In this paper we develop a Principal-Supervisor-Agent model to study the regulator’s optimal inspection regime when corruption can weaken the power of surprise inspections. In our model a welfare maximizing principal (regulator) must hire supervisors in order to inspect firms (agents). In addition to choosing the penalties for the firms and the supervisor’s wage, regulators choose the frequency of inspections and the inspection regime, that is, whether the inspections will be announced or surprise.
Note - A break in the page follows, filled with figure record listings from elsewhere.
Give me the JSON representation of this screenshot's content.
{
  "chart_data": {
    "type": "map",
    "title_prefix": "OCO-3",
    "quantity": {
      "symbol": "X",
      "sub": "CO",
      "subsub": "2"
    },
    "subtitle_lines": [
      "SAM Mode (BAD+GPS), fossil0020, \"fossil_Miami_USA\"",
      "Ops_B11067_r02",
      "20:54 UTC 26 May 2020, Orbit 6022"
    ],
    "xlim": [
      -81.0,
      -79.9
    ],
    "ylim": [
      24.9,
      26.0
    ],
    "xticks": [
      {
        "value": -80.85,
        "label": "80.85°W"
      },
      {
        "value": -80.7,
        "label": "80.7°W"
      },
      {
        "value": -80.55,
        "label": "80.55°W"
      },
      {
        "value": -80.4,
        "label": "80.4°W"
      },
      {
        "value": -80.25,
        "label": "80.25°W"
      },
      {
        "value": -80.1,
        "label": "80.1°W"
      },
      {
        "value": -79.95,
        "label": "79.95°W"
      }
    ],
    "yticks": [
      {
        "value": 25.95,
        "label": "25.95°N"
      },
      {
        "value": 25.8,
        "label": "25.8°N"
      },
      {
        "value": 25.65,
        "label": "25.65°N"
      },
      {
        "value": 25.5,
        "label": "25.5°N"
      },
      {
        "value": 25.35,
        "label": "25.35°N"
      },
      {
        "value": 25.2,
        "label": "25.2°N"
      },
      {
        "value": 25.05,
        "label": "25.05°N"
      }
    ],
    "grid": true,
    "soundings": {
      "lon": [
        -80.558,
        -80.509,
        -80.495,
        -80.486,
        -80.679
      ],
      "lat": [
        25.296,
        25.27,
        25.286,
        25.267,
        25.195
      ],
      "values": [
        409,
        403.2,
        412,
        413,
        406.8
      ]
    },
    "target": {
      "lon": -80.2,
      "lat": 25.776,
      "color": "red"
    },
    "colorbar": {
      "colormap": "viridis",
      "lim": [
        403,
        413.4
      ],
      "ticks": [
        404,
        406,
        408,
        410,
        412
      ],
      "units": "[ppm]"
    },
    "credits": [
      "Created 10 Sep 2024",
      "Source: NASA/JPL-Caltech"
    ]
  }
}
Given this regulatory environment, the firm and the supervisor then play a simultaneous move game in which the firm chooses its level of concealment, while the supervisor chooses the level of inspection effort.  Following Malik (1990), the supervisor’s probability of detecting a firm’s non-compliance is increasing in the supervisor’s inspection effort and decreasing in the firm’s level of concealment activity.[1] Conditional on finding evidence of non-compliance, firms are fined and supervisors receive some fraction of those fines as a reward.

Our key finding is that in an unannounced inspection regime with corrupt inspectors (and fixed penalty and supervisor wage) the regulator can lower the frequency with which inspections are conducted in order to eliminate corruption. Interestingly, we also show that despite the fact that inspections become less frequent overall compliance and welfare may be raised. We discuss these results in light of Lazear (2006) who examines the conditions under which announced inspections are preferred to surprise inspections.[2] In contrast to our paper, his paper does not allow for corruption, or for costly inspections. We show that his results are sensitive to the presence of these two factors.



[1] Malik., A. S. 1990. “Avoidance screening and optimal enforcement.” RAND Journal of Economics. 21: 3.

[2] Lazear, E. P. 2006. “Speeding, Terrorism, and Teaching to the Test.” Quarterly Journal of Economics, August 2006.